This assumes that timestamps never wildly rewind in the reflog,
doesn't it?  Is that a sensible assumption?

Or does "the last log record" in the above mean "the log record with
largest timestamp?  ... ah, not that is still not sufficient.  You'd
still need to assume that timestamps on entries in one log block must
be all older than the ones on entries in later log blocks.  Hmph...

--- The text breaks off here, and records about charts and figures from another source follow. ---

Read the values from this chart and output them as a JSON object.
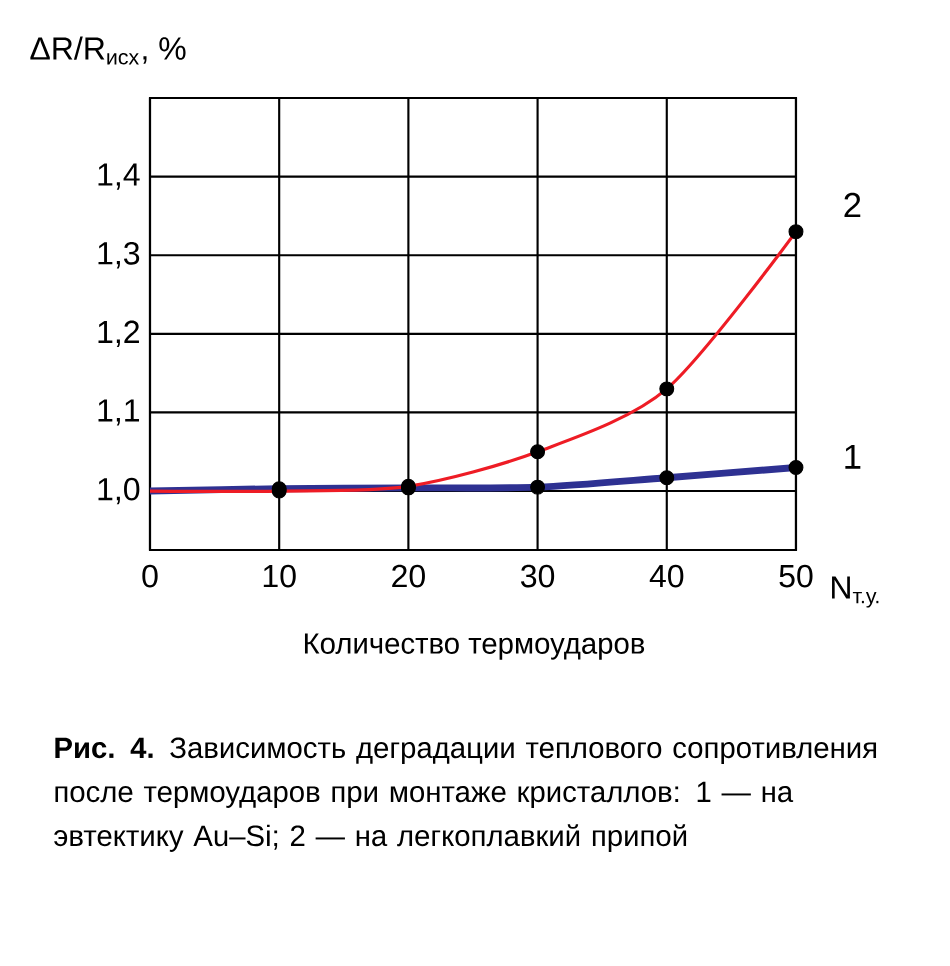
{
  "chart_data": {
    "type": "line",
    "ylabel": "ΔR/R$_{исх}$, %",
    "xlabel": "Количество термоударов",
    "annotations": [
      "N$_{т.у.}$",
      "**Рис. 4.** Зависимость деградации теплового сопротивления после термоударов при монтаже кристаллов: 1 — на эвтектику Au–Si; 2 — на легкоплавкий припой"
    ],
    "x": [
      0,
      10,
      20,
      30,
      40,
      50
    ],
    "series": [
      {
        "name": "1",
        "color": "#2e3192",
        "values": [
          1.0,
          1.003,
          1.004,
          1.005,
          1.017,
          1.03
        ]
      },
      {
        "name": "2",
        "color": "#ee1c25",
        "values": [
          1.0,
          1.0,
          1.006,
          1.05,
          1.13,
          1.33
        ]
      }
    ],
    "xlim": [
      0,
      50
    ],
    "ylim": [
      0.925,
      1.5
    ],
    "xticks": [
      0,
      10,
      20,
      30,
      40,
      50
    ],
    "yticks": [
      {
        "value": 1.0,
        "label": "1,0"
      },
      {
        "value": 1.1,
        "label": "1,1"
      },
      {
        "value": 1.2,
        "label": "1,2"
      },
      {
        "value": 1.3,
        "label": "1,3"
      },
      {
        "value": 1.4,
        "label": "1,4"
      }
    ],
    "grid": true,
    "marker": "circle",
    "line_style": "solid"
  }
}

Also it is not clear to me how reflogs for two refs would be
intermixed in the log blocks, and what log keys for the entries must
be recorded in the log index, to facilitate efficient lookup.  Is it
assumed that a consecutive sequence of log blocks record reflogs for
the same ref, before the sequence of log blocks switch to record
reflogs for another ref, or something?

> A log index block must be written if 2 or more log blocks are written
> to the file.  If present, the log index appears after the first log
> block.  There is no padding used to align the log index to block
> alignment.
>
> Log index format is identical to ref index, except the keys are 5
> bytes longer to include `'\0'` and the 4-byte `reverse_int32(time)`.
> Records use `block_offset` to refer to the start of a log block.

I am assuming that we do not care about being able to quickly
determine master@{24028}; I would imagine that it wouldn't be too
hard to add an index to help such query, but I offhand would not
know the details until I figure out how the format handles reflog
entries for multiple refs first.